At the time of the Maastricht referendum, O’Toole was cementing his reputation by reporting on the beef tribunal and perhaps did not have the time to subject the proposal to rigorous analysis. But the desire to join was the result of a national groupthink that meant the only major party in the state which can now look back and say it opposed membership of the single currency is Sinn Féin. The benefit of being in the euro was an article of faith that united conservatives and modernisers. For the former it helped advance the project of shifting the state out from under the economic shadow of the old colonial master across the Irish Sea. For the latter, Europe was viewed as a font of social good thanks to the mixed market economy that O’Toole eulogised.

If Ship of Fools paid little attention to the European context O’Toole has since gone some way towards making up for the oversight, but without ever taking the time to wonder if ardent pro-Europeans like himself had been wrong about the nature of the EU project, preferring instead to argue that a group led by Angela Merkel betrayed it. The crash resulted in Ireland’s first serious falling out with the idea of Europe and O’Toole’s response to the EU-brokered deal that provided the state’s citizens protection from a brutal experiment in autarky was to thunder against the community’s mean-spiritedness. “European ideals and values have been exposed as window dressing,” he wrote in the immediate aftermath of the bailout, ignoring the fact that treaties entered into by the EU’s democracies, such as the one creating the euro, specifically ruled out any such bailouts:

Yesterday’s bailout of broken and delinquent Ireland is much more Versailles than Marshall. There is no sharing of the burden. There is no evidence of a single thought for the consequences of mass unemployment, mass emigration and war on the most vulnerable. There is no European solidarity. And there is not even a genuine sense of self-interest. The sadistic pleasures of punishment have trumped the sensible calculation that an Ireland enslaved by debt is not much use to anyone.

O’Toole predicted that the bailout would fail given that it shoved one of its members “into a vicious downward spiral of depression and debt”, calling the programme “a punitive, short-sighted and utterly unsustainable deal that will not solve the Irish crisis and that reduces the EU to the status of a banker’s bailiff”.

Fintan O’Toole is rightly praised for his penetrating insights into Irish culture and society. But as a forecaster, like most opinion writers, he has a decidedly dodgy track record. After Fianna Fáil’s victory in the 2002 general election he wrote:

Fine Gael, in other words, is finished. For the foreseeable future, the party will not be what it has been for 70 years: the core around which any alternative government could be organised.

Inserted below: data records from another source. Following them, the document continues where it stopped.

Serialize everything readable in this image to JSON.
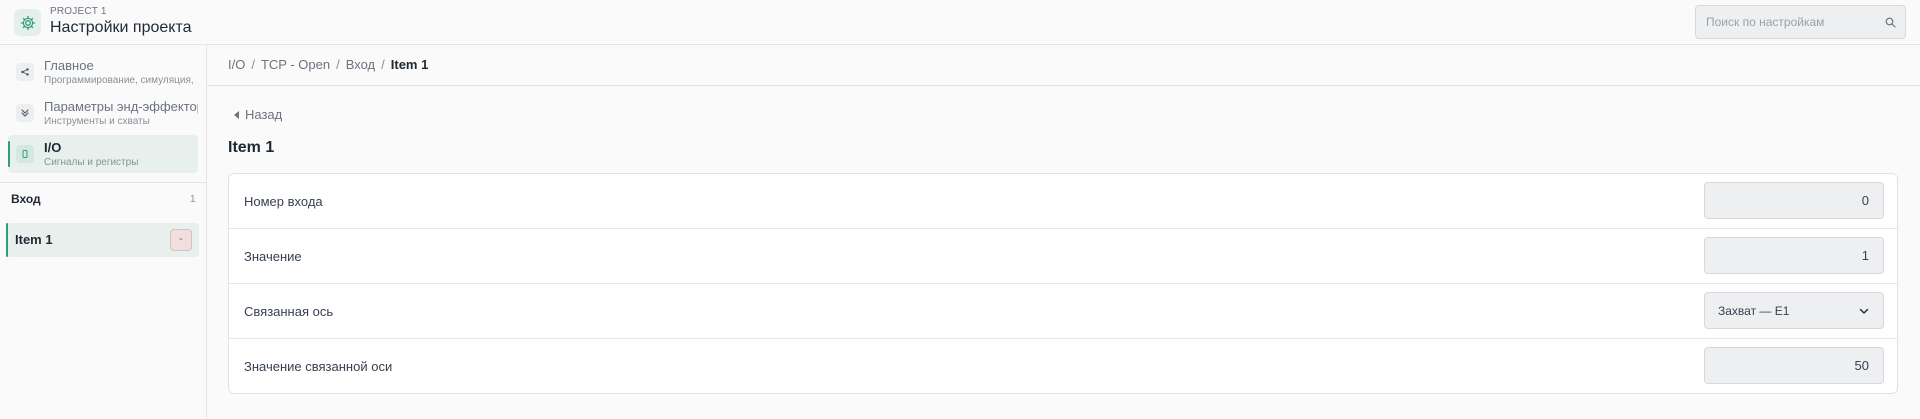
{
  "header": {
    "project_label": "PROJECT 1",
    "title": "Настройки проекта",
    "search_placeholder": "Поиск по настройкам"
  },
  "sidebar": {
    "items": [
      {
        "label": "Главное",
        "subtitle": "Программирование, симуляция,",
        "icon": "share-nodes-icon"
      },
      {
        "label": "Параметры энд-эффекторов",
        "subtitle": "Инструменты и схваты",
        "icon": "gripper-icon"
      },
      {
        "label": "I/O",
        "subtitle": "Сигналы и регистры",
        "icon": "io-port-icon",
        "active": true
      }
    ],
    "section": {
      "title": "Вход",
      "count": "1",
      "items": [
        {
          "label": "Item 1",
          "remove_label": "-"
        }
      ]
    }
  },
  "breadcrumb": [
    "I/O",
    "TCP - Open",
    "Вход",
    "Item 1"
  ],
  "breadcrumb_separator": "/",
  "main": {
    "back_label": "Назад",
    "title": "Item 1",
    "fields": [
      {
        "label": "Номер входа",
        "value": "0"
      },
      {
        "label": "Значение",
        "value": "1"
      },
      {
        "label": "Связанная ось",
        "value": "Захват — E1",
        "type": "select"
      },
      {
        "label": "Значение связанной оси",
        "value": "50"
      }
    ]
  },
  "colors": {
    "accent": "#2f9e77",
    "accent_bg": "#e7f0ed",
    "danger_bg": "#f1dede"
  }
}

Adding that not even Labour could save it, he told us “[t]he two-and-a-half party system is gone”. [http://www.irishtimes.com/opinion/ahern-master-of-a-quiet-revolution-that-produced-slick-ff-machine-1.1057850]

Five years later, with the economy already on the precipice, he was fighting manfully for a fairer redistribution of the wealth being generated by the Celtic Tiger. “That task of integrating economic progress and social justice is the fundamental job of our society for the next decade,” he wrote before Bertie Ahern’s third election victory. After Ahern fell short of an outright majority O’Toole was back facing the durability of the two-and-a-half party system he had declared finished five years before. Amazingly he recommended that Labour, the political party that then most closely represented his political philosophy, enter into coalition with the man whose corruption he had spent years denouncing in his columns. Such a deal opened up long-term perspectives for O’Toole:

Barring a catastrophe, Fianna Fáil and Labour can be practically certain of at least a decade in office. They could look forward confidently to the respective heirs of Patrick Pearse and James Connolly occupying the GPO for the 2016 celebrations.

Of course catastrophe was already under way and Labour’s refusal to follow O’Toole’s advice and thus find itself in government when the storm broke probably saved its political bacon, leaving it well-positioned to enter coalition with Fine Gael less than a decade after O’Toole had declared that party finished.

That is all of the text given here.